A UW Oshkosh business professor who was pulled from his teaching assignments in spring filed an appeal on Tuesday to continue a five-month fight against the release of records pertaining to his removal.
Willis Hagen, who is now back on campus teaching, was removed from his class early in the spring 2017 semester. The Advance-Titan filed an open records request upon hearing about this, however, Hagen filed a lawsuit against UWO to stop the release of the records. The A-T became an intervenor in the lawsuit so that if UWO lost, it could be appealed, rather than having the suit die.
Judge Daniel Bissett ruled on Sept. 20 that the records should be released.
“Any type of chilling effect that it would have on complaints in the future or the potential for the University to attract and hire candidates and the like I don’t think are applicable in this case,” Bissett wrote. “And to the degree they are applicable I think they are outweighed by the strong public interest in the disclosure.
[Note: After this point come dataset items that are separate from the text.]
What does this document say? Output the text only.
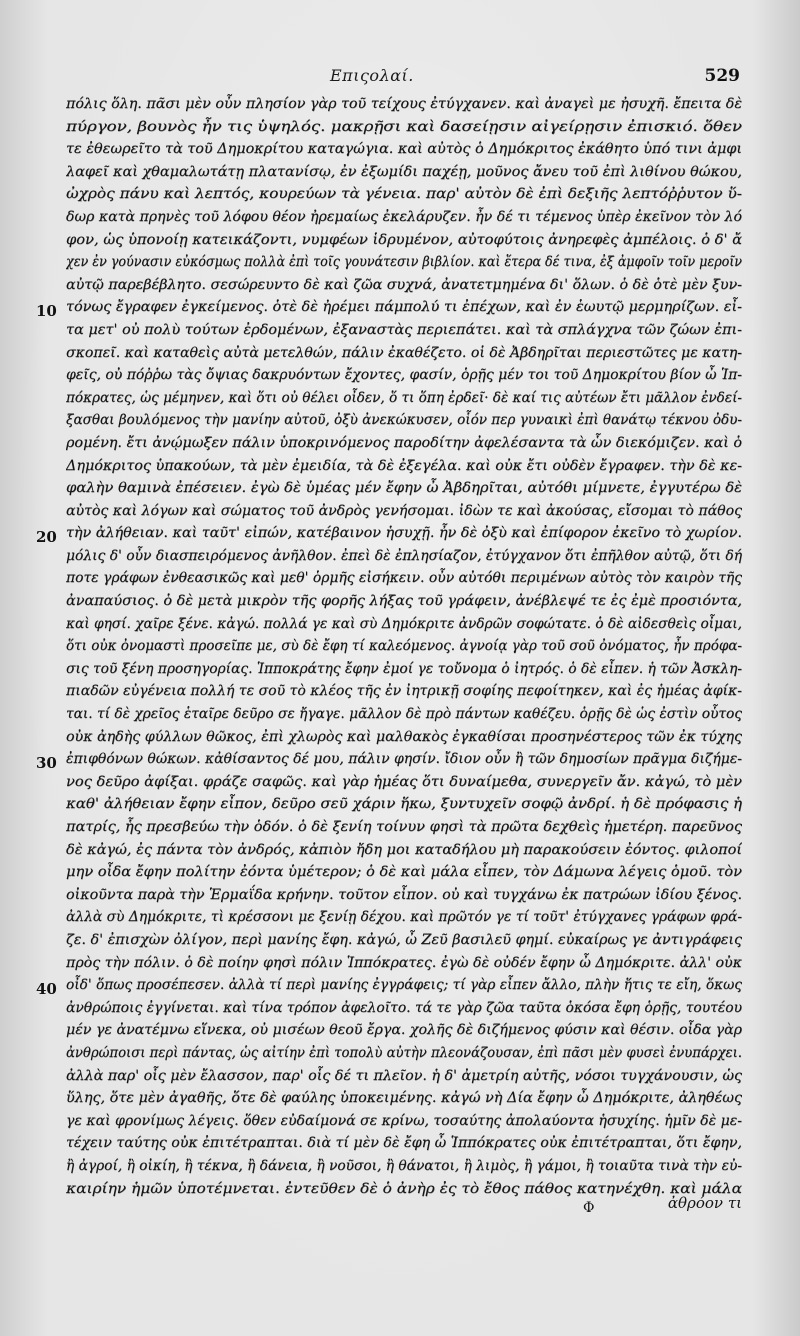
Επιςολαί.	529
10
20
30
40
πόλις ὅλη. πᾶσι μὲν οὖν πλησίον γὰρ τοῦ τείχους ἐτύγχανεν. καὶ ἀναγεὶ με ἠσυχῆ. ἔπειτα δὲ
πύργον, βουνὸς ἦν τις ὑψηλός. μακρῇσι καὶ δασείῃσιν αἰγείρῃσιν ἐπισκιό. ὅθεν
τε ἐθεωρεῖτο τὰ τοῦ Δημοκρίτου καταγώγια. καὶ αὐτὸς ὁ Δημόκριτος ἐκάθητο ὑπό τινι ἀμφι
λαφεῖ καὶ χθαμαλωτάτῃ πλατανίσῳ, ἐν ἐξωμίδι παχέῃ, μοῦνος ἄνευ τοῦ ἐπὶ λιθίνου θώκου,
ὠχρὸς πάνυ καὶ λεπτός, κουρεύων τὰ γένεια. παρ' αὐτὸν δὲ ἐπὶ δεξιῆς λεπτόῤῥυτον ὕ-
δωρ κατὰ πρηνὲς τοῦ λόφου θέον ἠρεμαίως ἐκελάρυζεν. ἦν δέ τι τέμενος ὑπὲρ ἐκεῖνον τὸν λό
φον, ὡς ὑπονοίῃ κατεικάζοντι, νυμφέων ἱδρυμένον, αὐτοφύτοις ἀνηρεφὲς ἀμπέλοις. ὁ δ' ἄ
χεν ἐν γούνασιν εὐκόσμως πολλὰ ἐπὶ τοῖς γουνάτεσιν βιβλίον. καὶ ἕτερα δέ τινα, ἐξ ἀμφοῖν τοῖν μεροῖν
αὐτῷ παρεβέβλητο. σεσώρευντο δὲ καὶ ζῶα συχνά, ἀνατετμημένα δι' ὅλων. ὁ δὲ ὁτὲ μὲν ξυν-
τόνως ἔγραφεν ἐγκείμενος. ὁτὲ δὲ ἠρέμει πάμπολύ τι ἐπέχων, καὶ ἐν ἑωυτῷ μερμηρίζων. εἶ-
τα μετ' οὐ πολὺ τούτων ἐρδομένων, ἐξαναστὰς περιεπάτει. καὶ τὰ σπλάγχνα τῶν ζώων ἐπι-
σκοπεῖ. καὶ καταθεὶς αὐτὰ μετελθών, πάλιν ἐκαθέζετο. οἱ δὲ Ἀβδηρῖται περιεστῶτες με κατη-
φεῖς, οὐ πόῤῥω τὰς ὄψιας δακρυόντων ἔχοντες, φασίν, ὁρῇς μέν τοι τοῦ Δημοκρίτου βίον ὦ Ἱπ-
πόκρατες, ὡς μέμηνεν, καὶ ὅτι οὐ θέλει οἶδεν, ὅ τι ὅπη ἐρδεῖ· δὲ καί τις αὐτέων ἔτι μᾶλλον ἐνδεί-
ξασθαι βουλόμενος τὴν μανίην αὐτοῦ, ὀξὺ ἀνεκώκυσεν, οἷόν περ γυναικὶ ἐπὶ θανάτῳ τέκνου ὀδυ-
ρομένη. ἔτι ἀνῴμωξεν πάλιν ὑποκρινόμενος παροδίτην ἀφελέσαντα τὰ ὧν διεκόμιζεν. καὶ ὁ
Δημόκριτος ὑπακούων, τὰ μὲν ἐμειδία, τὰ δὲ ἐξεγέλα. καὶ οὐκ ἔτι οὐδὲν ἔγραφεν. τὴν δὲ κε-
φαλὴν θαμινὰ ἐπέσειεν. ἐγὼ δὲ ὑμέας μέν ἔφην ὦ Ἀβδηρῖται, αὐτόθι μίμνετε, ἐγγυτέρω δὲ
αὐτὸς καὶ λόγων καὶ σώματος τοῦ ἀνδρὸς γενήσομαι. ἰδὼν τε καὶ ἀκούσας, εἴσομαι τὸ πάθος
τὴν ἀλήθειαν. καὶ ταῦτ' εἰπών, κατέβαινον ἡσυχῇ. ἦν δὲ ὀξὺ καὶ ἐπίφορον ἐκεῖνο τὸ χωρίον.
μόλις δ' οὖν διασπειρόμενος ἀνῆλθον. ἐπεὶ δὲ ἐπλησίαζον, ἐτύγχανον ὅτι ἐπῆλθον αὐτῷ, ὅτι δή
ποτε γράφων ἐνθεασικῶς καὶ μεθ' ὁρμῆς εἰσήκειν. οὖν αὐτόθι περιμένων αὐτὸς τὸν καιρὸν τῆς
ἀναπαύσιος. ὁ δὲ μετὰ μικρὸν τῆς φορῆς λήξας τοῦ γράφειν, ἀνέβλεψέ τε ἐς ἐμὲ προσιόντα,
καὶ φησί. χαῖρε ξένε. κἀγώ. πολλά γε καὶ σὺ Δημόκριτε ἀνδρῶν σοφώτατε. ὁ δὲ αἰδεσθεὶς οἶμαι,
ὅτι οὐκ ὀνομαστὶ προσεῖπε με, σὺ δὲ ἔφη τί καλεόμενος. ἀγνοίᾳ γὰρ τοῦ σοῦ ὀνόματος, ἦν πρόφα-
σις τοῦ ξένη προσηγορίας. Ἱπποκράτης ἔφην ἐμοί γε τοὔνομα ὁ ἰητρός. ὁ δὲ εἶπεν. ἡ τῶν Ἀσκλη-
πιαδῶν εὐγένεια πολλή τε σοῦ τὸ κλέος τῆς ἐν ἰητρικῇ σοφίης πεφοίτηκεν, καὶ ἐς ἡμέας ἀφίκ-
ται. τί δὲ χρεῖος ἑταῖρε δεῦρο σε ἤγαγε. μᾶλλον δὲ πρὸ πάντων καθέζευ. ὁρῇς δὲ ὡς ἐστὶν οὗτος
οὐκ ἀηδὴς φύλλων θῶκος, ἐπὶ χλωρὸς καὶ μαλθακὸς ἐγκαθίσαι προσηνέστερος τῶν ἐκ τύχης
ἐπιφθόνων θώκων. κἀθίσαντος δέ μου, πάλιν φησίν. ἴδιον οὖν ἢ τῶν δημοσίων πρᾶγμα διζήμε-
νος δεῦρο ἀφίξαι. φράζε σαφῶς. καὶ γὰρ ἡμέας ὅτι δυναίμεθα, συνεργεῖν ἄν. κἀγώ, τὸ μὲν
καθ' ἀλήθειαν ἔφην εἶπον, δεῦρο σεῦ χάριν ἥκω, ξυντυχεῖν σοφῷ ἀνδρί. ἡ δὲ πρόφασις ἡ
πατρίς, ἧς πρεσβεύω τὴν ὁδόν. ὁ δὲ ξενίη τοίνυν φησὶ τὰ πρῶτα δεχθεὶς ἡμετέρη. παρεῦνος
δὲ κἀγώ, ἐς πάντα τὸν ἀνδρός, κἀπιὸν ἤδη μοι καταδήλου μὴ παρακούσειν ἐόντος. φιλοποί
μην οἶδα ἔφην πολίτην ἐόντα ὑμέτερον; ὁ δὲ καὶ μάλα εἶπεν, τὸν Δάμωνα λέγεις ὁμοῦ. τὸν
οἰκοῦντα παρὰ τὴν Ἑρμαΐδα κρήνην. τοῦτον εἶπον. οὐ καὶ τυγχάνω ἐκ πατρώων ἰδίου ξένος.
ἀλλὰ σὺ Δημόκριτε, τὶ κρέσσονι με ξενίῃ δέχου. καὶ πρῶτόν γε τί τοῦτ' ἐτύγχανες γράφων φρά-
ζε. δ' ἐπισχὼν ὀλίγον, περὶ μανίης ἔφη. κἀγώ, ὦ Ζεῦ βασιλεῦ φημί. εὐκαίρως γε ἀντιγράφεις
πρὸς τὴν πόλιν. ὁ δὲ ποίην φησὶ πόλιν Ἱππόκρατες. ἐγὼ δὲ οὐδέν ἔφην ὦ Δημόκριτε. ἀλλ' οὐκ
οἶδ' ὅπως προσέπεσεν. ἀλλὰ τί περὶ μανίης ἐγγράφεις; τί γὰρ εἶπεν ἄλλο, πλὴν ἥτις τε εἴη, ὅκως
ἀνθρώποις ἐγγίνεται. καὶ τίνα τρόπον ἀφελοῖτο. τά τε γὰρ ζῶα ταῦτα ὁκόσα ἔφη ὁρῇς, τουτέου
μέν γε ἀνατέμνω εἵνεκα, οὐ μισέων θεοῦ ἔργα. χολῆς δὲ διζήμενος φύσιν καὶ θέσιν. οἶδα γὰρ
ἀνθρώποισι περὶ πάντας, ὡς αἰτίην ἐπὶ τοπολὺ αὐτὴν πλεονάζουσαν, ἐπὶ πᾶσι μὲν φυσεὶ ἐνυπάρχει.
ἀλλὰ παρ' οἷς μὲν ἔλασσον, παρ' οἷς δέ τι πλεῖον. ἡ δ' ἀμετρίη αὐτῆς, νόσοι τυγχάνουσιν, ὡς
ὕλης, ὅτε μὲν ἀγαθῆς, ὅτε δὲ φαύλης ὑποκειμένης. κἀγώ νὴ Δία ἔφην ὦ Δημόκριτε, ἀληθέως
γε καὶ φρονίμως λέγεις. ὅθεν εὐδαίμονά σε κρίνω, τοσαύτης ἀπολαύοντα ἡσυχίης. ἡμῖν δὲ με-
τέχειν ταύτης οὐκ ἐπιτέτραπται. διὰ τί μὲν δὲ ἔφη ὦ Ἱππόκρατες οὐκ ἐπιτέτραπται, ὅτι ἔφην,
ἢ ἀγροί, ἢ οἰκίη, ἢ τέκνα, ἢ δάνεια, ἢ νοῦσοι, ἢ θάνατοι, ἢ λιμὸς, ἢ γάμοι, ἢ τοιαῦτα τινὰ τὴν εὐ-
καιρίην ἡμῶν ὑποτέμνεται. ἐντεῦθεν δὲ ὁ ἀνὴρ ἐς τὸ ἔθος πάθος κατηνέχθη. καὶ μάλα
Φ	ἀθρόον τι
So I will deny the motion to prevent the disclosure of the materials.”
In the early evening of Oct. 17, a document was submitted to the courts saying Hagen plans on appealing this decision, just before the expiration of the 20-day appeal deadline of Oct. 18 at midnight.
“It’s possible that he’s just doing this for now as a stall tactic and doesn’t actually pursue his appeal all the way, but this suffices to prevent the release of the records for now,” an email from Pines Bach attorney Aaron Dumas said.
Dempsey Law partner Peter Culp, Hagen’s lawyer, said nothing more substantial can be said as Wisconsin law affords record subjects complete confidentiality during this process.”
“Whether any records may be released, and all issues of fact and law, will now be reviewed and decided by a three-judge panel of the Wisconsin appellate court,” Culp said.
Dumas said, on Sept. 20, the Court not only denied Hagen’s petition, based on The A-T’s argument, but also ordered the University to eliminate many of its proposed redactions to the records.
This includes “general references to the Accounting Department, the fact of Professor Hagen’s status as a CPA and references to a remark that Professor Hagen made to a class of students.”
Dumas said there does not need to be any new precedent that comes out of this decision.
“We relied on what is already clear Wisconsin law,” Dumas said. “There are, of course, important exceptions in Wisconsin’s public records law, and it is clear that none of them apply to the records here.”
The UW System did its job effectively in carefully deciding that the public interest here weighs in favor of releasing the records, Dumas said.
“If anything, this case should just enforce the fact that the public records law applies to our public universities as much as it does to any other public institutions,” Dumas said.